« La politique d'immigration européenne créait des lieux de fiction : Dublin III, le règlement, enfermait les gens dans ces pays qu'après 2008 on s'était pris à appeler les PIGS. Il s'agissait des premiers pays d'entrée en Europe, ceux du Sud.
Plus encore que les premiers pays d'entrée, les îles, Lampedusa, les îles grecques, les Canaries, devenaient des prisons. Les déserts et les mers, des cimetières.
Pour ce premier volume d'observation de ce que font à nous-mêmes, au monde, aux liens, à nos liens, les empêchements de circuler, je suis allée à Lesbos, puis à Gran Canaria et à Tenerife.
Je suis aussi beaucoup restée à la frontière qui est la mienne, entre Espagne et France, au Pays Basque. Il y avait de quoi faire.
Nous étions, en silence, devant une tragédie immense.
Des frères cherchaient des frères, des sœurs.
Des parents, des fils et filles.
Sans moyens adéquats, il me fallait mener l’enquête autour des mers et dans des villes inhospitalières. L’enquête multipliait les hypothèses. Une façon de faire l’histoire de ce phénomène muet de notre xxie siècle, la disparition de populations.

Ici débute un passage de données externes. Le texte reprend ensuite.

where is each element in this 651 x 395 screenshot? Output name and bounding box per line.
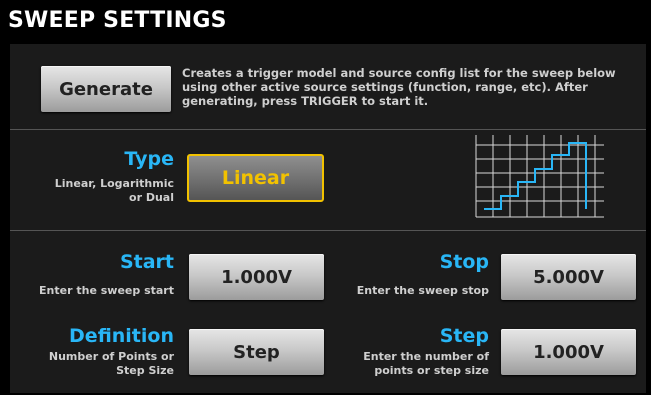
definition-label: Definition bbox=[69, 325, 174, 347]
start-value-button[interactable]: 1.000V bbox=[189, 254, 324, 300]
generate-button[interactable]: Generate bbox=[41, 66, 171, 112]
step-subtitle-line2: points or step size bbox=[374, 364, 489, 377]
definition-value: Step bbox=[233, 341, 280, 363]
staircase-sweep-icon bbox=[475, 135, 604, 218]
stop-value: 5.000V bbox=[533, 266, 604, 288]
divider bbox=[10, 230, 646, 231]
page-title: SWEEP SETTINGS bbox=[8, 8, 227, 33]
type-subtitle-line2: or Dual bbox=[129, 191, 174, 204]
divider bbox=[10, 129, 646, 130]
stop-label: Stop bbox=[439, 251, 489, 273]
type-subtitle-line1: Linear, Logarithmic bbox=[54, 177, 174, 190]
title-bar: SWEEP SETTINGS bbox=[0, 0, 651, 44]
step-subtitle: Enter the number of points or step size bbox=[363, 350, 489, 378]
step-value-button[interactable]: 1.000V bbox=[501, 329, 636, 375]
type-selector-button[interactable]: Linear bbox=[187, 154, 324, 202]
stop-value-button[interactable]: 5.000V bbox=[501, 254, 636, 300]
step-value: 1.000V bbox=[533, 341, 604, 363]
definition-subtitle: Number of Points or Step Size bbox=[49, 350, 174, 378]
step-subtitle-line1: Enter the number of bbox=[363, 350, 489, 363]
start-label: Start bbox=[119, 251, 174, 273]
type-subtitle: Linear, Logarithmic or Dual bbox=[55, 177, 174, 205]
type-value: Linear bbox=[221, 167, 290, 189]
start-value: 1.000V bbox=[221, 266, 292, 288]
definition-subtitle-line2: Step Size bbox=[116, 364, 174, 377]
generate-description: Creates a trigger model and source confi… bbox=[182, 66, 616, 108]
generate-button-label: Generate bbox=[59, 78, 153, 100]
type-label: Type bbox=[124, 148, 174, 170]
step-label: Step bbox=[439, 325, 489, 347]
definition-subtitle-line1: Number of Points or bbox=[48, 350, 174, 363]
start-subtitle: Enter the sweep start bbox=[39, 284, 174, 297]
stop-subtitle: Enter the sweep stop bbox=[356, 284, 489, 297]
definition-value-button[interactable]: Step bbox=[189, 329, 324, 375]
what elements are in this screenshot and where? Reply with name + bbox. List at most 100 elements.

Je voyais l’immense fosse commune où tombaient les histoires, les familles. Les morts, et celles et ceux qui les attendront toujours.
J’ai cherché parfois sans espoir. J’ai cherché Makoko, que son frère pensait arrivée aux Canaries. Nous n’avons jamais eu de nouvelles de Makoko. J’ai cherché Alphonse, qui avait disparu d’une ville d’Europe. J’ai cherché de jeunes Algériens, disparus en mer d’Alborán. On parlait de prisons clandestines, souterraines, en Espagne, en Tunisie, les rumeurs grossissaient, comme elles le font en temps de guerre, tant la disparition est inimaginable.

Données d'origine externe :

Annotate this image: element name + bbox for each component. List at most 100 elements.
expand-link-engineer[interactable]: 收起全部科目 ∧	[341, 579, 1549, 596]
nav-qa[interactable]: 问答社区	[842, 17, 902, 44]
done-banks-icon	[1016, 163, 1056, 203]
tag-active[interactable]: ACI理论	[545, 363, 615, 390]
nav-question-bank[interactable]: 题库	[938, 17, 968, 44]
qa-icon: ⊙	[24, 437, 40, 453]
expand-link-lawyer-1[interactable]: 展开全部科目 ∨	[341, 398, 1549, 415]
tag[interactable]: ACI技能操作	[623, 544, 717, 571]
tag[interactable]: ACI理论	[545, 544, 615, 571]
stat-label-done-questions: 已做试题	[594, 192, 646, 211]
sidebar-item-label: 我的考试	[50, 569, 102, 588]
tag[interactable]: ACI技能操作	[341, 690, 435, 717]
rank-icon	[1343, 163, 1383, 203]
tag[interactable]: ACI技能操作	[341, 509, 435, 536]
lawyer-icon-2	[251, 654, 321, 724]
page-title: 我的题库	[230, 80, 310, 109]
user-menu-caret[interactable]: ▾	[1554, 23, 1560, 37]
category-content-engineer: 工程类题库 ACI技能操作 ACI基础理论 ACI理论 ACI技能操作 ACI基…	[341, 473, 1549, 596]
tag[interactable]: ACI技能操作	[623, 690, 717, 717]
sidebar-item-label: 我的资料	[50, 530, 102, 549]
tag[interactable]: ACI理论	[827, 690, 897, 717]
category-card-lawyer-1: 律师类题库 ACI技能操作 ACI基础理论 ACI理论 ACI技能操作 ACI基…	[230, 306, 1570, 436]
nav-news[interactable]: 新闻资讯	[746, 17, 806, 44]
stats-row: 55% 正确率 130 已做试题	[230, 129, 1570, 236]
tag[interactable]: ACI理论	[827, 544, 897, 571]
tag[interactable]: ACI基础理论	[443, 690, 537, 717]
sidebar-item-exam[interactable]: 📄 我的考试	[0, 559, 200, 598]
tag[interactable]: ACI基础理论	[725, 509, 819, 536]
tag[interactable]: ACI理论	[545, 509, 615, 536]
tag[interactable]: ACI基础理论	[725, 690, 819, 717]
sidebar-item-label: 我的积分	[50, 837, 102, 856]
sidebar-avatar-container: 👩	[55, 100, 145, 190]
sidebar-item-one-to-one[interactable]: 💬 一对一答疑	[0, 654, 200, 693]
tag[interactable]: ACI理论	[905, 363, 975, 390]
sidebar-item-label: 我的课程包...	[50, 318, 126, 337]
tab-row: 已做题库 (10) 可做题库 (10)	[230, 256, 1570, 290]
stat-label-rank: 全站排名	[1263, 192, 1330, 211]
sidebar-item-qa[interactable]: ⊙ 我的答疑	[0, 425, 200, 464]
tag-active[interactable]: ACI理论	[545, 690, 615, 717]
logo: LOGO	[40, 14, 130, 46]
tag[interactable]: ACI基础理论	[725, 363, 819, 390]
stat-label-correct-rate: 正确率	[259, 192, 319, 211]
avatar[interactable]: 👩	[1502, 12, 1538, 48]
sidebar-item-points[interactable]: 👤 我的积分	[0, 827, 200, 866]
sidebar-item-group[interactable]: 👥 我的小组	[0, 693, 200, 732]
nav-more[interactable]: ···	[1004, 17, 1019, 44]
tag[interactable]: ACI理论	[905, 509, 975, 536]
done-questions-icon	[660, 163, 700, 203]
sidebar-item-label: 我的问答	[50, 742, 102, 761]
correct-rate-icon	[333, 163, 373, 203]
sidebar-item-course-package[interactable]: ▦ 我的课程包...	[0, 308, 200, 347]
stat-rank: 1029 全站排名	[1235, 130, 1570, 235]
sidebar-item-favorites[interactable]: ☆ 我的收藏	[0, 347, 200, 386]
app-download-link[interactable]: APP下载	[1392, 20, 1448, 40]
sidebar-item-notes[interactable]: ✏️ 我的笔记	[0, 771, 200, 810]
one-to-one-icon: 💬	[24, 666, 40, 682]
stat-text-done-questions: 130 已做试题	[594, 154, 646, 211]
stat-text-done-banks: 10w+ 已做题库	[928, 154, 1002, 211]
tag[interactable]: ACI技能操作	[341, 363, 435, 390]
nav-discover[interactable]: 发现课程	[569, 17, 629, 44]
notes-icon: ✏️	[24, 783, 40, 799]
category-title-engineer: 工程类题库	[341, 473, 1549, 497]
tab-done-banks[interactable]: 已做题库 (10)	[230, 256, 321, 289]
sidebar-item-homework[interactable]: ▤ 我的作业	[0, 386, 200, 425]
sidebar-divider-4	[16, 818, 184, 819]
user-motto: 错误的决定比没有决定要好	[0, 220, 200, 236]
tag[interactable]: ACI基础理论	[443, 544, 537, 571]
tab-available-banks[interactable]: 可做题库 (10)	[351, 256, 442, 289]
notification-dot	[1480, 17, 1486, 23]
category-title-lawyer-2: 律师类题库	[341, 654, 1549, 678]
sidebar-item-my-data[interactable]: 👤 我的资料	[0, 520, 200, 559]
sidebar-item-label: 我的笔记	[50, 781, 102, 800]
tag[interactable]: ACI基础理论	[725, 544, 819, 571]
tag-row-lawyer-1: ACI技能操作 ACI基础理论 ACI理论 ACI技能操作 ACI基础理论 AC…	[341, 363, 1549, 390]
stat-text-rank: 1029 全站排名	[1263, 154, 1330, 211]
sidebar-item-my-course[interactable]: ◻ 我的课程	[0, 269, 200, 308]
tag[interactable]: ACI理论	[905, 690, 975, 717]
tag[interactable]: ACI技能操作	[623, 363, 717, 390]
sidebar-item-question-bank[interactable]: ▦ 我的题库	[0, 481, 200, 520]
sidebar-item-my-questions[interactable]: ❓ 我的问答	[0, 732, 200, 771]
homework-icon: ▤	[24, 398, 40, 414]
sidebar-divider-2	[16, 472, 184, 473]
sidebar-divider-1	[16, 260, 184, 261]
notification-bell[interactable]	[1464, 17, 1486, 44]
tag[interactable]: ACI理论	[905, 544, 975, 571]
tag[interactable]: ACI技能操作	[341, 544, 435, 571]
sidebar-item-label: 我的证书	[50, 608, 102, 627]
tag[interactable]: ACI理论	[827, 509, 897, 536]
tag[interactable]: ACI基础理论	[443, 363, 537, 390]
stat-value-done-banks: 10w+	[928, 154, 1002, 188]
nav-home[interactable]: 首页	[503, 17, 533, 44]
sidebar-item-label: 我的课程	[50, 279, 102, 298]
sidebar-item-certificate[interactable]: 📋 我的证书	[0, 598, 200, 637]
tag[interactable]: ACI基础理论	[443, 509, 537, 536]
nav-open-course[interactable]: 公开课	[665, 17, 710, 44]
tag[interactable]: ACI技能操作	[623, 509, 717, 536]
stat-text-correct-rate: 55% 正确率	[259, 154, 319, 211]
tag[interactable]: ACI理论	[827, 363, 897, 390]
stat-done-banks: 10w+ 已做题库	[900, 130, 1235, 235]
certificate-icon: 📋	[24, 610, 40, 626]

Des survivants racontaient. Jusqu’où va le corps : dans le désert, les os sèchent, des trafiquants les collectent, en font des drogues bon marché. Les passants du désert, exploités jusqu’à l’os, on peut le dire ainsi. Enfin, je cherchais une petite fille.

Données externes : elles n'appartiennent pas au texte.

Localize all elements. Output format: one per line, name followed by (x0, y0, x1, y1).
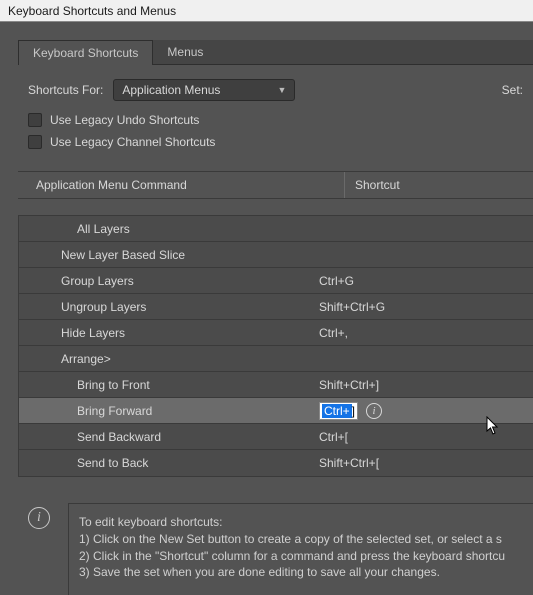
command-label: Send to Back (19, 456, 319, 470)
legacy-undo-checkbox[interactable] (28, 113, 42, 127)
table-row[interactable]: Group LayersCtrl+G (19, 268, 533, 294)
tab-menus[interactable]: Menus (153, 40, 217, 64)
shortcut-cell[interactable]: Ctrl+[ (319, 430, 533, 444)
shortcut-cell[interactable]: Shift+Ctrl+] (319, 378, 533, 392)
shortcut-table: Application Menu Command Shortcut All La… (18, 171, 533, 477)
table-row[interactable]: Arrange> (19, 346, 533, 372)
controls-row: Shortcuts For: Application Menus ▼ Set: (18, 65, 533, 109)
legacy-channel-label: Use Legacy Channel Shortcuts (50, 135, 215, 149)
command-label: Ungroup Layers (19, 300, 319, 314)
shortcut-cell[interactable]: Ctrl+, (319, 326, 533, 340)
table-row[interactable]: Hide LayersCtrl+, (19, 320, 533, 346)
shortcut-cell[interactable]: Shift+Ctrl+[ (319, 456, 533, 470)
info-icon: i (28, 507, 50, 529)
legacy-channel-checkbox[interactable] (28, 135, 42, 149)
info-icon[interactable]: i (366, 403, 382, 419)
shortcuts-for-dropdown[interactable]: Application Menus ▼ (113, 79, 295, 101)
table-header: Application Menu Command Shortcut (18, 171, 533, 199)
help-box: i To edit keyboard shortcuts: 1) Click o… (28, 503, 533, 595)
command-label: New Layer Based Slice (19, 248, 319, 262)
table-row[interactable]: Send to BackShift+Ctrl+[ (19, 450, 533, 476)
table-row[interactable]: Ungroup LayersShift+Ctrl+G (19, 294, 533, 320)
table-row[interactable]: Send BackwardCtrl+[ (19, 424, 533, 450)
help-line-3: 3) Save the set when you are done editin… (79, 564, 533, 581)
header-shortcut[interactable]: Shortcut (344, 172, 533, 198)
help-text: To edit keyboard shortcuts: 1) Click on … (68, 503, 533, 595)
header-command[interactable]: Application Menu Command (18, 172, 344, 198)
table-row[interactable]: All Layers (19, 216, 533, 242)
chevron-down-icon: ▼ (277, 85, 286, 95)
set-label: Set: (502, 83, 533, 97)
command-label: All Layers (19, 222, 319, 236)
window-title-bar: Keyboard Shortcuts and Menus (0, 0, 533, 22)
command-label: Send Backward (19, 430, 319, 444)
legacy-channel-row: Use Legacy Channel Shortcuts (18, 131, 533, 153)
help-line-2: 2) Click in the "Shortcut" column for a … (79, 548, 533, 565)
shortcuts-for-label: Shortcuts For: (28, 83, 103, 97)
table-row[interactable]: New Layer Based Slice (19, 242, 533, 268)
table-row[interactable]: Bring ForwardCtrl+] i (19, 398, 533, 424)
command-label: Hide Layers (19, 326, 319, 340)
dialog-body: Keyboard Shortcuts Menus Shortcuts For: … (0, 22, 533, 595)
help-line-0: To edit keyboard shortcuts: (79, 514, 533, 531)
tab-keyboard-shortcuts[interactable]: Keyboard Shortcuts (18, 40, 153, 65)
window-title: Keyboard Shortcuts and Menus (8, 4, 176, 18)
shortcut-cell[interactable]: Ctrl+] i (319, 402, 533, 420)
table-body: All Layers New Layer Based Slice Group Lay… (18, 215, 533, 477)
command-label: Arrange> (19, 352, 319, 366)
shortcut-cell[interactable]: Ctrl+G (319, 274, 533, 288)
table-row[interactable]: Bring to FrontShift+Ctrl+] (19, 372, 533, 398)
help-line-1: 1) Click on the New Set button to create… (79, 531, 533, 548)
command-label: Bring Forward (19, 404, 319, 418)
command-label: Group Layers (19, 274, 319, 288)
legacy-undo-label: Use Legacy Undo Shortcuts (50, 113, 199, 127)
command-label: Bring to Front (19, 378, 319, 392)
shortcuts-for-value: Application Menus (122, 83, 220, 97)
shortcut-edit-field[interactable]: Ctrl+] (319, 402, 358, 420)
shortcut-cell[interactable]: Shift+Ctrl+G (319, 300, 533, 314)
legacy-undo-row: Use Legacy Undo Shortcuts (18, 109, 533, 131)
tab-strip: Keyboard Shortcuts Menus (18, 40, 533, 65)
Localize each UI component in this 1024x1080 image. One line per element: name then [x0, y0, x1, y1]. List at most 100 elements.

Je ne savais pas que je me mettrais ainsi à chercher, effrénée, des enfants. C’est vrai. Pourtant, si je relis ce que j’écrivais au début, ce que j’écris depuis longtemps, ce que crient mes rêves : tout le temps, un enfant appelle au secours.
P.-S. :
Les personnes rencontrées, leur situation en Europe ne permet pas toujours de les inscrire nettement dans l’identité. Il faut dire que j’ai du mal avec l’inscription dans l’identité en général. Mon regard et ma voix (jamais effacés) se mêlent aux regards et aux voix des autres. Des « je » multiples, multipliés. Les personnes rencontrées ne se réduisent évidemment pas à ce que je dis ou vois d’elles. Certes, je les croise en un moment crucial, autour de questions cruciales, mais aucun moment ne rend compte de la longueur et de la complexité des chemins. Enfin, si les géographies sont des sortes de fictions politiques, les personnages peuvent l’être aussi, et c’est joyeux. Nous sommes du parti des silhouettes. J’ai conservé les prénoms des personnes à qui j’ai demandé si elles étaient d’accord pour figurer dans ce texte. J’ai transformé les autres. Je l’annonce, dans le texte ou en note, mais rien n’est systématique. Il y a un hasard de la rencontre, dans le texte et la vie. Enfin, je tiens à ajouter que je me suis arrangée comme j’ai pu : hormis quelques entretiens en bonne et due forme (où je pose des questions et prends des notes), je n’ai écrit, à propos de quelqu’un, que dans les cas où je tentais de l’accompagner dans les méandres du dédale administratif qui était le sien à ce moment-là. Que ce soit avec succès, ou pas. Je ne fais pas de cette méthode une règle éthique générale, mais c’est ce qui m’a permis de ne pas me sentir en dette, ou prédatrice d’histoires.
LA MÉTAMORPHOSE
À Bayonne, dans un café, sur le pont de Behobia, à Artea, en Biscaye, à Bayonne, sur les bords de l’Adour, et de là : en Guinée, en Mauritanie, au Sahara occidental, à Tanger, à Nador, mais aussi en Afghanistan, en Allemagne, en Turquie. Et enfin, à Toulouse.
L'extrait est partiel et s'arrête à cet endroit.